Continue stirring for 30 minutes.

Mold filling is initially done under the whey to insure a tight curd mass with fewer mechanical holes. Prepare molds and draining cloth and place into a pan large enough to retain whey.

Then pour free whey into the molds to warm them. Fill molds, allowing whey to rise 1-2” over top of curds.
Add the follower plus 6 lbs of weight on top (approx 1 lb. of weight per lb. of final cheese yield) then allow this to consolidate the curds for 15 min.

Pull the form and the cheesecloth with curds out of the pot of whey and place into your mold with 9 lbs of weight for 15min.

Now here are they official directions: Remove from press turn the cheese rewrap and press at 16 lbs. for 30 min.

Remove from press turn the cheese rewrap and press at 25 lbs. for 30 min.

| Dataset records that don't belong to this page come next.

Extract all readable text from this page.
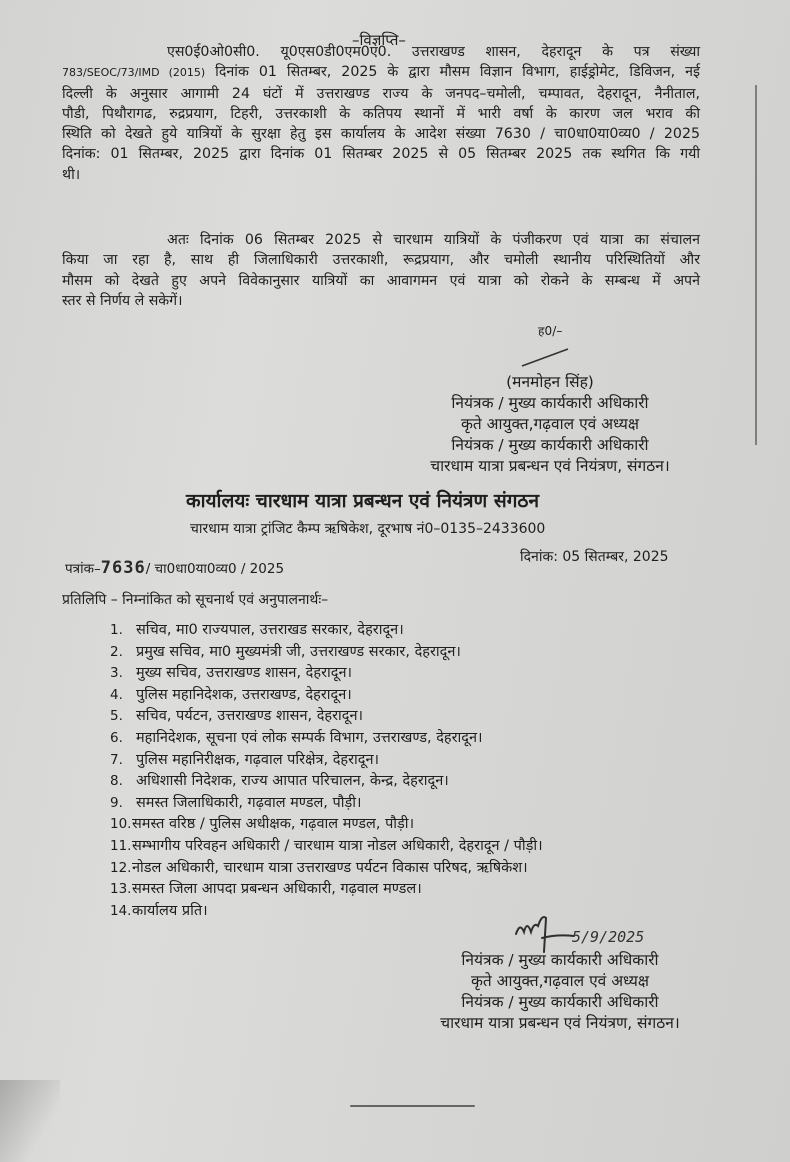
–विज्ञप्ति–
एस0ई0ओ0सी0. यू0एस0डी0एम0ए0. उत्तराखण्ड शासन, देहरादून के पत्र संख्या
783/SEOC/73/IMD (2015) दिनांक 01 सितम्बर, 2025 के द्वारा मौसम विज्ञान विभाग, हाईड्रोमेट, डिविजन, नई
दिल्ली के अनुसार आगामी 24 घंटों में उत्तराखण्ड राज्य के जनपद–चमोली, चम्पावत, देहरादून, नैनीताल,
पौडी, पिथौरागढ, रुद्रप्रयाग, टिहरी, उत्तरकाशी के कतिपय स्थानों में भारी वर्षा के कारण जल भराव की
स्थिति को देखते हुये यात्रियों के सुरक्षा हेतु इस कार्यालय के आदेश संख्या 7630 / चा0धा0या0व्य0 / 2025
दिनांक: 01 सितम्बर, 2025 द्वारा दिनांक 01 सितम्बर 2025 से 05 सितम्बर 2025 तक स्थगित कि गयी
थी।
अतः दिनांक 06 सितम्बर 2025 से चारधाम यात्रियों के पंजीकरण एवं यात्रा का संचालन
किया जा रहा है, साथ ही जिलाधिकारी उत्तरकाशी, रूद्रप्रयाग, और चमोली स्थानीय परिस्थितियों और
मौसम को देखते हुए अपने विवेकानुसार यात्रियों का आवागमन एवं यात्रा को रोकने के सम्बन्ध में अपने
स्तर से निर्णय ले सकेगें।
ह0/–
(मनमोहन सिंह)
नियंत्रक / मुख्य कार्यकारी अधिकारी
कृते आयुक्त,गढ़वाल एवं अध्यक्ष
नियंत्रक / मुख्य कार्यकारी अधिकारी
चारधाम यात्रा प्रबन्धन एवं नियंत्रण, संगठन।
कार्यालयः चारधाम यात्रा प्रबन्धन एवं नियंत्रण संगठन
चारधाम यात्रा ट्रांजिट कैम्प ऋषिकेश, दूरभाष नं0–0135–2433600
पत्रांक–7636/ चा0धा0या0व्य0 / 2025
दिनांक: 05 सितम्बर, 2025
प्रतिलिपि – निम्नांकित को सूचनार्थ एवं अनुपालनार्थः–
1. सचिव, मा0 राज्यपाल, उत्तराखड सरकार, देहरादून।
2. प्रमुख सचिव, मा0 मुख्यमंत्री जी, उत्तराखण्ड सरकार, देहरादून।
3. मुख्य सचिव, उत्तराखण्ड शासन, देहरादून।
4. पुलिस महानिदेशक, उत्तराखण्ड, देहरादून।
5. सचिव, पर्यटन, उत्तराखण्ड शासन, देहरादून।
6. महानिदेशक, सूचना एवं लोक सम्पर्क विभाग, उत्तराखण्ड, देहरादून।
7. पुलिस महानिरीक्षक, गढ़वाल परिक्षेत्र, देहरादून।
8. अधिशासी निदेशक, राज्य आपात परिचालन, केन्द्र, देहरादून।
9. समस्त जिलाधिकारी, गढ़वाल मण्डल, पौड़ी।
10.समस्त वरिष्ठ / पुलिस अधीक्षक, गढ़वाल मण्डल, पौड़ी।
11.सम्भागीय परिवहन अधिकारी / चारधाम यात्रा नोडल अधिकारी, देहरादून / पौड़ी।
12.नोडल अधिकारी, चारधाम यात्रा उत्तराखण्ड पर्यटन विकास परिषद, ऋषिकेश।
13.समस्त जिला आपदा प्रबन्धन अधिकारी, गढ़वाल मण्डल।
14.कार्यालय प्रति।
5/9/2025
नियंत्रक / मुख्य कार्यकारी अधिकारी
कृते आयुक्त,गढ़वाल एवं अध्यक्ष
नियंत्रक / मुख्य कार्यकारी अधिकारी
चारधाम यात्रा प्रबन्धन एवं नियंत्रण, संगठन।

Remove from press turn the cheese rewrap and press at 25 lbs. for 6-8 hrs. (For drier long aging cheese this can be increased to 50 lbs and pressed overnight).

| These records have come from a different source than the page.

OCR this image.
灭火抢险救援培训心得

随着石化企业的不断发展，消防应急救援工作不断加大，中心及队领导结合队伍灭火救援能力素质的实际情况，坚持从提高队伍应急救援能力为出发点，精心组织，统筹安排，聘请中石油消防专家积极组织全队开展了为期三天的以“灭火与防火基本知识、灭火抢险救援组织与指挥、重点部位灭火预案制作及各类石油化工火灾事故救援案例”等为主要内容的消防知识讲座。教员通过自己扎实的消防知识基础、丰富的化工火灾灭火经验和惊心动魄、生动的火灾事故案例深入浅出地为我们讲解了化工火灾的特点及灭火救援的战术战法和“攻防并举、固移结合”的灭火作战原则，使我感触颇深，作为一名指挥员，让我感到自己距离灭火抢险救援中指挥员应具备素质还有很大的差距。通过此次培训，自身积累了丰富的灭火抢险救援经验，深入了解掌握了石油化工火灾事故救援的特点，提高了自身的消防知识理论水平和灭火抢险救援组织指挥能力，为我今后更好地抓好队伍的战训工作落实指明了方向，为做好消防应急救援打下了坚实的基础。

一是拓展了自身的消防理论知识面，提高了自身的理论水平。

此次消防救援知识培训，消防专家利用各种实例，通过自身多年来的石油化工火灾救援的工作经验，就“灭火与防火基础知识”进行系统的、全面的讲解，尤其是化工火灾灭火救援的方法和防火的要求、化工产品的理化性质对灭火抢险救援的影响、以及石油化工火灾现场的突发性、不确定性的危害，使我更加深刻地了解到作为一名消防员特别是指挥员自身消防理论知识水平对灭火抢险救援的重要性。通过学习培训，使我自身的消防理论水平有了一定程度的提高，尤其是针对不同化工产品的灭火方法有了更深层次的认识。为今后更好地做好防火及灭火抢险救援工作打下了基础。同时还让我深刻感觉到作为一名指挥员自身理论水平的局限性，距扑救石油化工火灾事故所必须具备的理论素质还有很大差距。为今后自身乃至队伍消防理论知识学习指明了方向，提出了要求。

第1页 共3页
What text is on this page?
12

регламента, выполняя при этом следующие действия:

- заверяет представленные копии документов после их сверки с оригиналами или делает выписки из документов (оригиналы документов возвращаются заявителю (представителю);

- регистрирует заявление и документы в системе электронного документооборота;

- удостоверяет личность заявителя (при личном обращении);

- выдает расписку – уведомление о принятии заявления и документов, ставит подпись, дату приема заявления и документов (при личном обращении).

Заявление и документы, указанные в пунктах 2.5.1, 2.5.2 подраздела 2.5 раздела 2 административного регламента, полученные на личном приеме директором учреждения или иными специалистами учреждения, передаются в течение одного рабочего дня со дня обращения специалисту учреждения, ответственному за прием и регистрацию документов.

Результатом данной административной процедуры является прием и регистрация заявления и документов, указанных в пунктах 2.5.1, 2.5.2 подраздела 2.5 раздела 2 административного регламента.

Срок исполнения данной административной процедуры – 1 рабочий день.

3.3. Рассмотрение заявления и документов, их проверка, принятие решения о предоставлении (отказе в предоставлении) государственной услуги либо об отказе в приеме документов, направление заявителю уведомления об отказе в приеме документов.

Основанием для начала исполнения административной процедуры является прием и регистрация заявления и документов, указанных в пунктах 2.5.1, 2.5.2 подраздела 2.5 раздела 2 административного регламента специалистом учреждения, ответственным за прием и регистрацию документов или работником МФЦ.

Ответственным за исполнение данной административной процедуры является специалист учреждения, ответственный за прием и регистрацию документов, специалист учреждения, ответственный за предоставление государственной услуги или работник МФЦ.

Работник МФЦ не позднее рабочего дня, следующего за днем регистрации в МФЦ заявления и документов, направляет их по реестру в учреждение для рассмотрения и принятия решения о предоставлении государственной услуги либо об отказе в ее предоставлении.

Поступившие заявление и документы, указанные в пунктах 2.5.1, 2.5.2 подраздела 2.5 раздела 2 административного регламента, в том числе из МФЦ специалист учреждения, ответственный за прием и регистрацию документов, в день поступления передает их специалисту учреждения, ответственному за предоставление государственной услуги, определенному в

Remove weight and cloth and allow the cheese to rest overnight in mold at 50F.

Now I have a cheese press that does not have weights on it; So here is what I do. I flip the cheese and re wrap at the times required, but I press down on the screws until whey comes under the mold. This gets me pretty close to the weights needed.

Salting
Next morning place the cheese in saturated brine for 18 – 24hrs (3-4 hrs per lb. of final yield).

Remove from brine


Wax or prepare natural rinds when cheese is dry to touch (3-7 days). I keep a dedicated wax pot, and dip the cheese; allow it to dry then dip again until all of the cheese is covered.

For aging requirements targets are 56-64F … 80-85% humidity.
Some small internal holes may develop during aging. The higher the temperature during drying and aging, the greater chances for the eye development.
The cheese will be ripe in 60 days to 6 months. For drier cheeses 12 months to 4+ years. This one was perfect at 6 months.